MKS - Drutex-Bytovia: Najdziwniejszy mecz jaki widziałem

MKS - Drutex-Bytovia: Najdziwniejszy mecz jaki widziałem

Sędzia zepsuł mecz w Kluczborku - tak relację ze spotkania MKS Kluczbork - Drutex-Bytovia Bytów zatytułowała Nowa Trybuna Opolska. - To był najdziwniejszy mecz jaki widziałem na naszym stadionie. A skąd wytrzaśnięto sędziego to tyko PZPN może wiedzieć - pisze jeden z internautów na Facebook-owym fanpage-u klubu.

Przypomnijmy, że sobotnie zawody prowadził przy Sportowej pan Tomasz Radkiewicz z Łodzi i była już to druga w tym sezonie jego wizyta na naszym obiekcie. O ile po meczu z Wisła Płock jego dane osobowe nie utkwiły nikomu w pamięci, tak teraz...

- Arbiter Tomasz Radkiewicz nie wypaczył wyniku, sędziował po prostu słabo. Podjął wiele kontrowersyjnych decyzji i podniósł strasznie ciśnienie przedstawicielom obu drużyn, a także kibicom - pisze w swym sprawozdaniu meczowym NTO. Najwięcej uwag wzbudziła sytuacja, po której goście zdobyli gola, kiedy na połowie przeciwnika faulowany był Maciej Kowalczyk.

Druga sporna kwestia dotyczyła rzut wolnego wykonywanego przez Bartosza Brodzińskiego, po którym golkiper gości Tomasz Laskowski na raty zagarniał piłkę. - Jestem przekonany, że tam był gol. Widziałem jak piłka obróciła się cała za linią bramkową - mówił po meczu Andrzej Szatan, dziennikarz Kulis Powiatu, który prowadzi konferencje prasowe w Kluczborku.

To jednak nie wszystko. Kulminacją złych fluidów okazała się kuriozalna wręcz "akcja z dwiema piłkami", a przeprowadził ją stojący między słupkami Bytovii Tomasz Laskowski.
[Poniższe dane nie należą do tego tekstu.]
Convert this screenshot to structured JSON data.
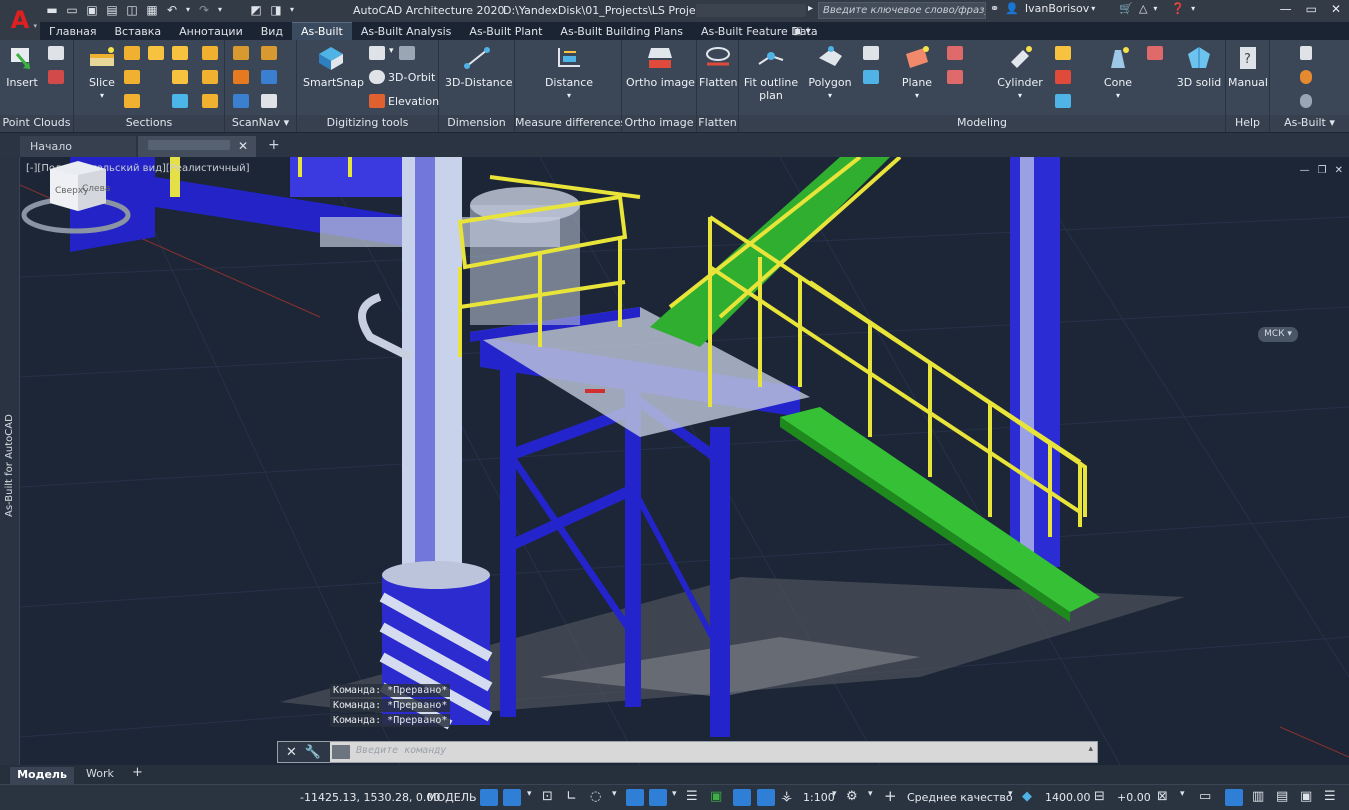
{
  "titlebar": {
    "app_title": "AutoCAD Architecture 2020",
    "path": "D:\\YandexDisk\\01_Projects\\LS Proje...\\",
    "search_placeholder": "Введите ключевое слово/фразу",
    "username": "IvanBorisov"
  },
  "ribbon_tabs": [
    "Главная",
    "Вставка",
    "Аннотации",
    "Вид",
    "As-Built",
    "As-Built Analysis",
    "As-Built Plant",
    "As-Built Building Plans",
    "As-Built Feature Data"
  ],
  "active_tab": "As-Built",
  "ribbon": {
    "groups": {
      "point_clouds": "Point Clouds",
      "sections": "Sections",
      "scannav": "ScanNav",
      "digitizing": "Digitizing tools",
      "dimension": "Dimension",
      "measure": "Measure differences",
      "ortho": "Ortho image",
      "flatten": "Flatten",
      "modeling": "Modeling",
      "help": "Help",
      "asbuilt": "As-Built"
    },
    "buttons": {
      "insert": "Insert",
      "slice": "Slice",
      "smartsnap": "SmartSnap",
      "orbit": "3D-Orbit",
      "elevation": "Elevation",
      "distance3d": "3D-Distance",
      "distance": "Distance",
      "ortho_image": "Ortho image",
      "flatten": "Flatten",
      "fit_outline_1": "Fit outline",
      "fit_outline_2": "plan",
      "polygon": "Polygon",
      "plane": "Plane",
      "cylinder": "Cylinder",
      "cone": "Cone",
      "solid3d": "3D solid",
      "manual": "Manual"
    }
  },
  "doc_tabs": {
    "home": "Начало"
  },
  "viewport": {
    "label": "[-][Пользовательский вид][Реалистичный]",
    "viewcube_left": "Сверху",
    "viewcube_right": "Слева",
    "ucs": "МСК"
  },
  "side_palette": "As-Built for AutoCAD",
  "command": {
    "history": [
      "Команда: *Прервано*",
      "Команда: *Прервано*",
      "Команда: *Прервано*"
    ],
    "placeholder": "Введите команду"
  },
  "layout_tabs": [
    "Модель",
    "Work"
  ],
  "status": {
    "coords": "-11425.13, 1530.28, 0.00",
    "model": "МОДЕЛЬ",
    "scale": "1:100",
    "quality": "Среднее качество",
    "point_size": "1400.00",
    "offset": "+0.00"
  }
}
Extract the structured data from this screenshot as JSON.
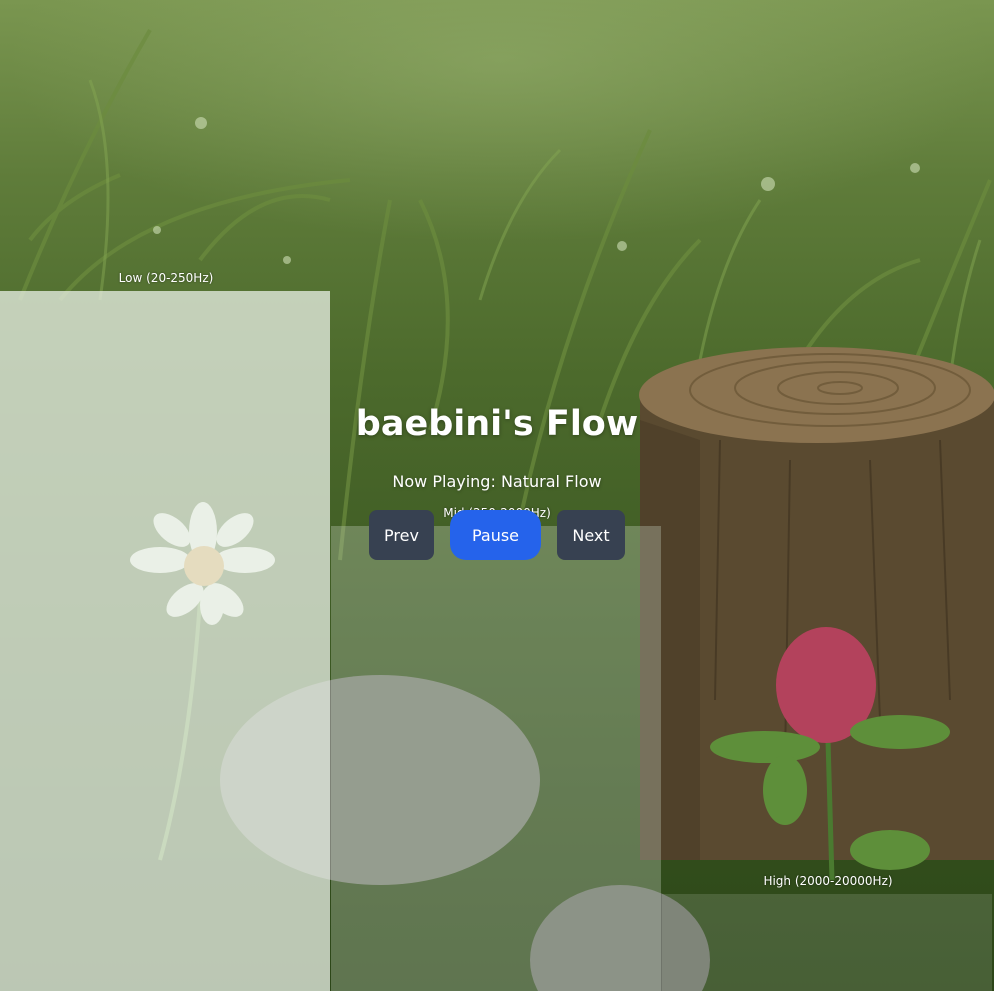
{
  "player": {
    "title": "baebini's Flow",
    "now_playing": "Now Playing: Natural Flow"
  },
  "controls": {
    "prev_label": "Prev",
    "pause_label": "Pause",
    "next_label": "Next"
  },
  "equalizer": {
    "low_label": "Low (20-250Hz)",
    "mid_label": "Mid (250-2000Hz)",
    "high_label": "High (2000-20000Hz)"
  },
  "colors": {
    "button": "#374151",
    "button_active": "#2563eb",
    "text": "#ffffff"
  }
}
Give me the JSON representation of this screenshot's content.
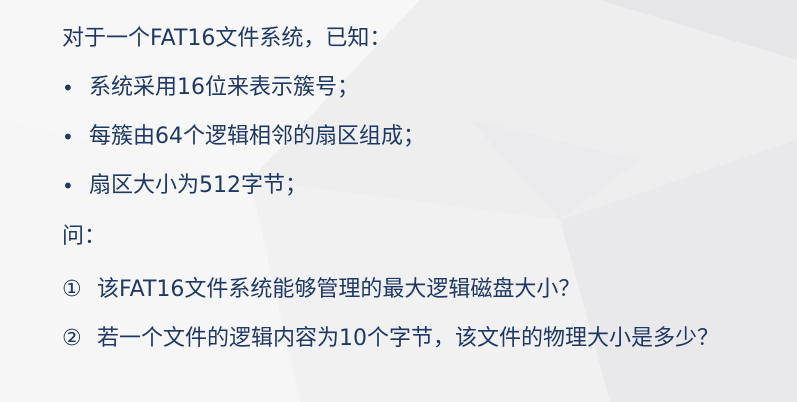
{
  "intro": "对于一个FAT16文件系统，已知：",
  "bullets": [
    {
      "marker": "•",
      "text": "系统采用16位来表示簇号；"
    },
    {
      "marker": "•",
      "text": "每簇由64个逻辑相邻的扇区组成；"
    },
    {
      "marker": "•",
      "text": "扇区大小为512字节；"
    }
  ],
  "question_label": "问：",
  "questions": [
    {
      "marker": "①",
      "text": "该FAT16文件系统能够管理的最大逻辑磁盘大小？"
    },
    {
      "marker": "②",
      "text": "若一个文件的逻辑内容为10个字节，该文件的物理大小是多少？"
    }
  ]
}
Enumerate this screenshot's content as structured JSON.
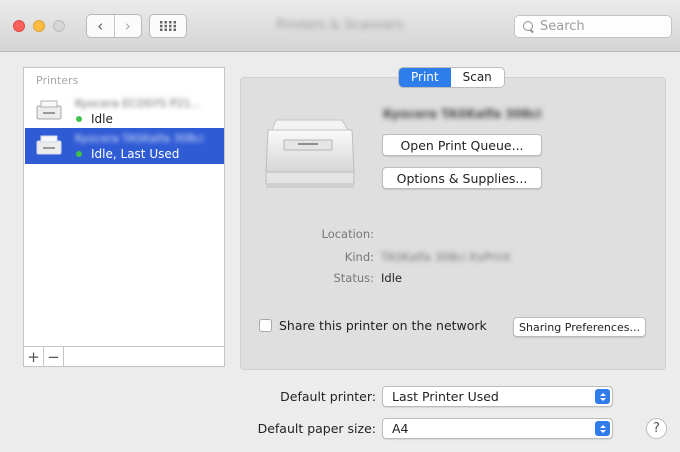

Za ten element opóźniania gry bramkarz przyjezdnych zobaczył zaledwie żółtą kartkę, być może wartą wyszarpanego boiskowym dziwactwem punktu.

Na zapisie video, którego w tej chwili nie możemy jeszcze udostępnić wygląda to następująco. MKS atakuje po prawej stronie. W tym czasie jeden z chłopców do podawania piłek rzuca ją (nie trafia za siatkę) na boisko, lecz ta toczy się spokojnie po linii bramkowej. Laskowski łapie ją w ręce po czym rzuca w kierunku akcji, w czasie kiedy Tomasz Swędrowski dośrodkowuje w pole karne. Sędzia przerywa mecz. 

Wcześniej Radkiewicz trzymał suspens kartkując dookoła kłócących się ze sobą zawodników obu drużyn. W sumie do sędziowskiego protokołu trafiło 9 żółtych i jedna czerwona kartka. Ta ostatnia, podyktowana w 28 minucie dla Sergejsa Kozansa, mimo tego, że wśród bytowian budziła oczywisty sprzeciw, była akurat najsłuszniejszą decyzją "sprawiedliwego" całego meczu.  

Podczas konferencji prasowej w specjalnym pytaniu, zresztą przedstawiciela NTO, o ocenę pracy arbitra głównego poproszeni zostali obaj trenerzy. Zapis spotkania z przedstawicielami mediów znajduje się oczywiście na naszej stronie.

PS. Ujęcie kamery nie pozwala na ocenę sytuacji, w której piłka przekroczyła linię bramkową po strzale Brodzińskiego.

Zdjęcie: Gesty kibiców po kluczborskiej wojnie MKS-u z Bytovią z sędzią Radkiewiczem w roli głównej mówią w zasadzie wszystko.